Richard Nixon in 1968 incorporated a new genre of "law and order" language as he made the liberal Warren Court not only a major issue in the campaign, but also a vital part of his "Southern strategy" for beating Hubert Humphrey.

Candidate Reagan promised to appoint justices that would overturn Roe v. Wade (then promptly appointed the first woman, Justice Sandra Day O'Connor, who had a lenient voting record on abortion in the Arizona legislature).

Speculation about a "new court" in the next four years, however, is rife with uncertainty. Justices most often mentioned as possibly retiring are conservative-leaning Rehnquist and Sandra Day O'Connor, as well as the court's most liberal member, John Paul Stevens.

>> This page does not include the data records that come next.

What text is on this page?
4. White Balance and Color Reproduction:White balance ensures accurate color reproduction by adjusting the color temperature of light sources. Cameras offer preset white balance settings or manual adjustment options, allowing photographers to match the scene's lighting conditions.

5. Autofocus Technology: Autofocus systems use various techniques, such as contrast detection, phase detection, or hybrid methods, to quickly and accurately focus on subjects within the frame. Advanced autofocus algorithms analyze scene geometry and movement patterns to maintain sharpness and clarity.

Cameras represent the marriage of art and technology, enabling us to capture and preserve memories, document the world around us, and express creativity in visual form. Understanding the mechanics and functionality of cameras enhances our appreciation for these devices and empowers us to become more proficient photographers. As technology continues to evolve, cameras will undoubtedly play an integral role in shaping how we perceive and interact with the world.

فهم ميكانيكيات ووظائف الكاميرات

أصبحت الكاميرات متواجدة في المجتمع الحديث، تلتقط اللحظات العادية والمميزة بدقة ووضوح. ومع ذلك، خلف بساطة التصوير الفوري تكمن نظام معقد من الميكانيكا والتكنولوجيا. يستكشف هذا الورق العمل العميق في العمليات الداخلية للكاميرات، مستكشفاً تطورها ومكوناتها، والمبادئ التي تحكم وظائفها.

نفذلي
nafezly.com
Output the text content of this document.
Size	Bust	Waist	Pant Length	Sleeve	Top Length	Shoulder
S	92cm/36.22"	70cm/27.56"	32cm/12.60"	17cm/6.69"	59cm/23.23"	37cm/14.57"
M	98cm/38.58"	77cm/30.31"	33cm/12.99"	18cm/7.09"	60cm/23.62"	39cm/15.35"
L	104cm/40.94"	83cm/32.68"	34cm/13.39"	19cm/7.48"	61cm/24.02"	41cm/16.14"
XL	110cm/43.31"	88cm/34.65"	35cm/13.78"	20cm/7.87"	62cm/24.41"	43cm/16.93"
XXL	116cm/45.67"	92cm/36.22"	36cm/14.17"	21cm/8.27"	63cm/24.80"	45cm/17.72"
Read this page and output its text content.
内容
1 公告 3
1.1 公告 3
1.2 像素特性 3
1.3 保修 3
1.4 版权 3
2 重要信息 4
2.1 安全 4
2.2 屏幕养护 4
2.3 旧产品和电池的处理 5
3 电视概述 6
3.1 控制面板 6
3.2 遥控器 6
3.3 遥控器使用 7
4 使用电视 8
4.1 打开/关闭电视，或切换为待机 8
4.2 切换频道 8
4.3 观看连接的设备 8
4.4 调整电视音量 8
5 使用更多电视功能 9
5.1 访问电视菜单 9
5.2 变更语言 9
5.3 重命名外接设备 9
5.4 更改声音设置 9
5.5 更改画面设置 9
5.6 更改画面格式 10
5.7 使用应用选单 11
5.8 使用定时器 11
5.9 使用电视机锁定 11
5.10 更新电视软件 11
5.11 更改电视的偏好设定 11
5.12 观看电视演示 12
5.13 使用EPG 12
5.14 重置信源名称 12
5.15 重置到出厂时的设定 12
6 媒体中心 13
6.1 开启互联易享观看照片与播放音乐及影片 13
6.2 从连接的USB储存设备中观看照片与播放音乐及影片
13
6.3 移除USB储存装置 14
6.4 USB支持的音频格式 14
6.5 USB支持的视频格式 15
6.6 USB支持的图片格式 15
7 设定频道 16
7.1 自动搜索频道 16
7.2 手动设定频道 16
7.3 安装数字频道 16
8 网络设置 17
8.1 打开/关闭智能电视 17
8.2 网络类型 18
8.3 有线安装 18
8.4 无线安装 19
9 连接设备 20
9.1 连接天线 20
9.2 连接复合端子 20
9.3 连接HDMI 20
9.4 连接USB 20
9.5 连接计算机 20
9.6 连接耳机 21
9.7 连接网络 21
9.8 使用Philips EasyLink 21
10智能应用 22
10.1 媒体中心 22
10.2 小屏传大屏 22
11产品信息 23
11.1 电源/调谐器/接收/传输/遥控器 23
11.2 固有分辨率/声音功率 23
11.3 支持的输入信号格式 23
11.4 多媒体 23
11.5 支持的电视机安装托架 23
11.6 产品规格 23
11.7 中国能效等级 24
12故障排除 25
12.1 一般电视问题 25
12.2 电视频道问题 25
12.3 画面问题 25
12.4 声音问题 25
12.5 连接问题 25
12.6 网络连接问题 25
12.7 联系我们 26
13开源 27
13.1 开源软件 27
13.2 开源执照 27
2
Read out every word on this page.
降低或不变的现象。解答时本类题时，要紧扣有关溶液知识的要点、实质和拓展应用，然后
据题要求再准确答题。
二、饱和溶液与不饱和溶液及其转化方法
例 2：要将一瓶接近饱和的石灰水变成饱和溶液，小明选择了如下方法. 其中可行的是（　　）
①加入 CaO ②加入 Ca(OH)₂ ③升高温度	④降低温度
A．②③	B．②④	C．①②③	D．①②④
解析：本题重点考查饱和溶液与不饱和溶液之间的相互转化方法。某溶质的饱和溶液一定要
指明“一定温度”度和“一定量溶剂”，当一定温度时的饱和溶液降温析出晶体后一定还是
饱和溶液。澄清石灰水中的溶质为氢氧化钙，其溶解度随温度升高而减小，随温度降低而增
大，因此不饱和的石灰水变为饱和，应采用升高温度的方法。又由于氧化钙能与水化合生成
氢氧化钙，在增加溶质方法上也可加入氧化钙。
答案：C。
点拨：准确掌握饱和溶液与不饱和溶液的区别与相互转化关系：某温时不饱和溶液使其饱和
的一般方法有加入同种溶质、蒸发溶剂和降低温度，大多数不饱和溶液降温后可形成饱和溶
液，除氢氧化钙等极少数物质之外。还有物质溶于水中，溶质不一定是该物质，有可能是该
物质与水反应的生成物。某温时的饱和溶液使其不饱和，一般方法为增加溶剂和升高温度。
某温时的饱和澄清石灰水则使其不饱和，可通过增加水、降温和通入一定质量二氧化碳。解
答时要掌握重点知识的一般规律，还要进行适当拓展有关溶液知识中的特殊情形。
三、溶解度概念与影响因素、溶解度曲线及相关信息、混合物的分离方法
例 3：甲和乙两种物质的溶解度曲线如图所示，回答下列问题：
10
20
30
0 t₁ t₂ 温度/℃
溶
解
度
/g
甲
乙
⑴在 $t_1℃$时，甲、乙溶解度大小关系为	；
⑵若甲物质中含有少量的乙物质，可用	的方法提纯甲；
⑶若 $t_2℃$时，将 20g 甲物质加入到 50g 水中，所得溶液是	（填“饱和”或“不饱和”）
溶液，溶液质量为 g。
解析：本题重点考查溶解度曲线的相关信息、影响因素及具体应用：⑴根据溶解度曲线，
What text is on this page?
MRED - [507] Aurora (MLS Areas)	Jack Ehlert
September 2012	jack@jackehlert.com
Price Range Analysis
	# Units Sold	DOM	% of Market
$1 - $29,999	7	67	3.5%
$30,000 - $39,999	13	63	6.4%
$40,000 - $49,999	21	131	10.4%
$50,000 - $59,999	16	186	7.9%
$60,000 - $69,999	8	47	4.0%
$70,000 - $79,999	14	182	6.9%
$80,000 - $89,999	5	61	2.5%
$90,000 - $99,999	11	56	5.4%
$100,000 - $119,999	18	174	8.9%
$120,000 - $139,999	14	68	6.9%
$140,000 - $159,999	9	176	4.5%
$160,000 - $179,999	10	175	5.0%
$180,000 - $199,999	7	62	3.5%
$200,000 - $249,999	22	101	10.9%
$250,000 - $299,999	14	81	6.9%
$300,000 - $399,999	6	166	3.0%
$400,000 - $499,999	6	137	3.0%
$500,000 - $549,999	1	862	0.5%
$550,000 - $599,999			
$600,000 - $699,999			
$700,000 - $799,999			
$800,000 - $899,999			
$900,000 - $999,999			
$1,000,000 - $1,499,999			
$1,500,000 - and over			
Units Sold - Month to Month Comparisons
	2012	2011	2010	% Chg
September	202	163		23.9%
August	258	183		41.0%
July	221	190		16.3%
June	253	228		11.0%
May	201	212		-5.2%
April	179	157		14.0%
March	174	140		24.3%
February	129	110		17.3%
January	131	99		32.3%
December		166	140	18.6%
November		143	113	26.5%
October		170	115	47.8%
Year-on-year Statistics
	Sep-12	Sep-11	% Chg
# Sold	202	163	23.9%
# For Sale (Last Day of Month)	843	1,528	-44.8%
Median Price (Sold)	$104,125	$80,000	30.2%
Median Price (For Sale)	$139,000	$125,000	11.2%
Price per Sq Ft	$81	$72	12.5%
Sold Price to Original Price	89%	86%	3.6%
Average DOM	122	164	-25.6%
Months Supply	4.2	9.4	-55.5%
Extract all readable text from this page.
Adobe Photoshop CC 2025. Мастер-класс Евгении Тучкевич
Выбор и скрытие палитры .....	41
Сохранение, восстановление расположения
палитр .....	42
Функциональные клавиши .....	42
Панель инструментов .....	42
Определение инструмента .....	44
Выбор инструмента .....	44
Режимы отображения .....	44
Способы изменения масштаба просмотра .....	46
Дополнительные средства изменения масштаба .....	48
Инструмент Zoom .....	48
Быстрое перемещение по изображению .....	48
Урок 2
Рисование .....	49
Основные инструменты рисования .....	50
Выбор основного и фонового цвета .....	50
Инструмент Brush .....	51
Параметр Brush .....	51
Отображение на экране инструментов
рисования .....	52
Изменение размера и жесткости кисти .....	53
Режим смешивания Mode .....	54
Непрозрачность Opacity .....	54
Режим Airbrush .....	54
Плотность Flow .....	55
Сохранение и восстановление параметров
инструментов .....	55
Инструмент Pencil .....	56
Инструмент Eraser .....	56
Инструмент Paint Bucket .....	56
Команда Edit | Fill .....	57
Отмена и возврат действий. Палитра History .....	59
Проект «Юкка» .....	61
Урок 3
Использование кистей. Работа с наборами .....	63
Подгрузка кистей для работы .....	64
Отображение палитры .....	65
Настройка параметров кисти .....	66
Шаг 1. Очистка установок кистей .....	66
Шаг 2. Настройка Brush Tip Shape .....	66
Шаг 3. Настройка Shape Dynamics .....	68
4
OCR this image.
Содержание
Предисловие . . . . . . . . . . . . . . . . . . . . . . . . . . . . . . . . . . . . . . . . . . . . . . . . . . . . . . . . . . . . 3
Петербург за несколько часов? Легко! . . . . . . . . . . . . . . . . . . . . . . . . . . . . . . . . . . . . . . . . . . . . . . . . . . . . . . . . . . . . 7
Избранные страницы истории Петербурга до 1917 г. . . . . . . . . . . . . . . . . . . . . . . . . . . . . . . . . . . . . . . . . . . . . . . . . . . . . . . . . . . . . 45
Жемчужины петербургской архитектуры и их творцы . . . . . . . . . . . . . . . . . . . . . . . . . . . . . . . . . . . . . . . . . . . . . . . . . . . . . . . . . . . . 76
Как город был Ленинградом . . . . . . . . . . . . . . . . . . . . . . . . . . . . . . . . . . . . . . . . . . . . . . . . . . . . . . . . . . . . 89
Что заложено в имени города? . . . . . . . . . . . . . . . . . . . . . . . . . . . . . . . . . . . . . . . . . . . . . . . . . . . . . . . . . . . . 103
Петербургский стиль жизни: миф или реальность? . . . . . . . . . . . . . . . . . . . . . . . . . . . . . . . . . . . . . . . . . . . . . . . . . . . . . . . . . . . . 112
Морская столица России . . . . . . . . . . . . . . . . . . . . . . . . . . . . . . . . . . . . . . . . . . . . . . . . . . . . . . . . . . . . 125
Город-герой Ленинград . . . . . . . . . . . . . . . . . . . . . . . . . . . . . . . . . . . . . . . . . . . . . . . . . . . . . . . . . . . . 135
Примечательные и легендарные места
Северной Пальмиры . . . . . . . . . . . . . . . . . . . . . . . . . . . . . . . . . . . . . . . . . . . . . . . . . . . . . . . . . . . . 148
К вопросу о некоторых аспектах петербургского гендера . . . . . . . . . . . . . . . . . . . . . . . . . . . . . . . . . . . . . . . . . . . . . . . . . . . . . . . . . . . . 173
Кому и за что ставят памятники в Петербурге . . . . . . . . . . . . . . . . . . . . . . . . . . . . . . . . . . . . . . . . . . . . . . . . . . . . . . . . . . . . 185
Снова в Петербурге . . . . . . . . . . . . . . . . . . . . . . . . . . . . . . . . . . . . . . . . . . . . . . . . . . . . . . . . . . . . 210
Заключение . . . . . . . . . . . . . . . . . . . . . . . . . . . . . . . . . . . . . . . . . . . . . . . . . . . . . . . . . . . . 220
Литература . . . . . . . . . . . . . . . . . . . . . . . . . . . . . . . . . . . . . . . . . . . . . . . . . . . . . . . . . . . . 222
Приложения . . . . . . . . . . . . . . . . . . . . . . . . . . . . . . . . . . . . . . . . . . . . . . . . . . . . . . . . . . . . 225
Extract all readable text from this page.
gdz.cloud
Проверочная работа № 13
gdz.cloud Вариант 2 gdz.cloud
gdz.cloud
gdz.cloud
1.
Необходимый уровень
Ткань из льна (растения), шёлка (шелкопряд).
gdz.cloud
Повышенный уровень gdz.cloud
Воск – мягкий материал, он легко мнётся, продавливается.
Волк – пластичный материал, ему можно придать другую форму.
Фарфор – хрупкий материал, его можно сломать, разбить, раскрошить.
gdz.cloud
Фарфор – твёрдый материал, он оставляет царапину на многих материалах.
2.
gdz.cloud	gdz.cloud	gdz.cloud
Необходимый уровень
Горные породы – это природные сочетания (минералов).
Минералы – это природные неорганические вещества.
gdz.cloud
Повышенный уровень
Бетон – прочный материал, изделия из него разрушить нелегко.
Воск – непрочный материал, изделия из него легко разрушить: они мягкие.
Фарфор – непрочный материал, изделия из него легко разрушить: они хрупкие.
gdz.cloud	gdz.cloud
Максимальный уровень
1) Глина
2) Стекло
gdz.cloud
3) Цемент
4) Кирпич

Yet none of these members has recently spoken of leaving; Rehnquist told reporters last spring that he was not thinking of leaving, though law clerks on the court have told reporters otherwise in recent years.

Some court watchers feel the chief justice was merely taking the politics out of the court during the election season.

"Will Rehnquist leave? I'll bet he does," says Mr. Simon. "Do I know it for a fact? No."

Should all three justices leave, the next president would have a chance to appoint the most members of the court since Richard Nixon appointed four.

Further, there are no guarantees about what direction a justice will take once he or she puts on robes. Nixon appointed two moderates, Harry Blackmun and Warren Burger, who were the best of friends (Justice Blackmun was Justice Burger's best man). But Burger became a staunch conservative while Blackmun left as a leading liberal. President John F. Kennedy nominated Byron White, thinking he was a Warren Court liberal. Justice White became increasingly conservative. And there's also the more recent case of George Bush's nominee David Souter, the presumed "stealth conservative." Today, Justice Souter votes consistently with President Clinton's nominees.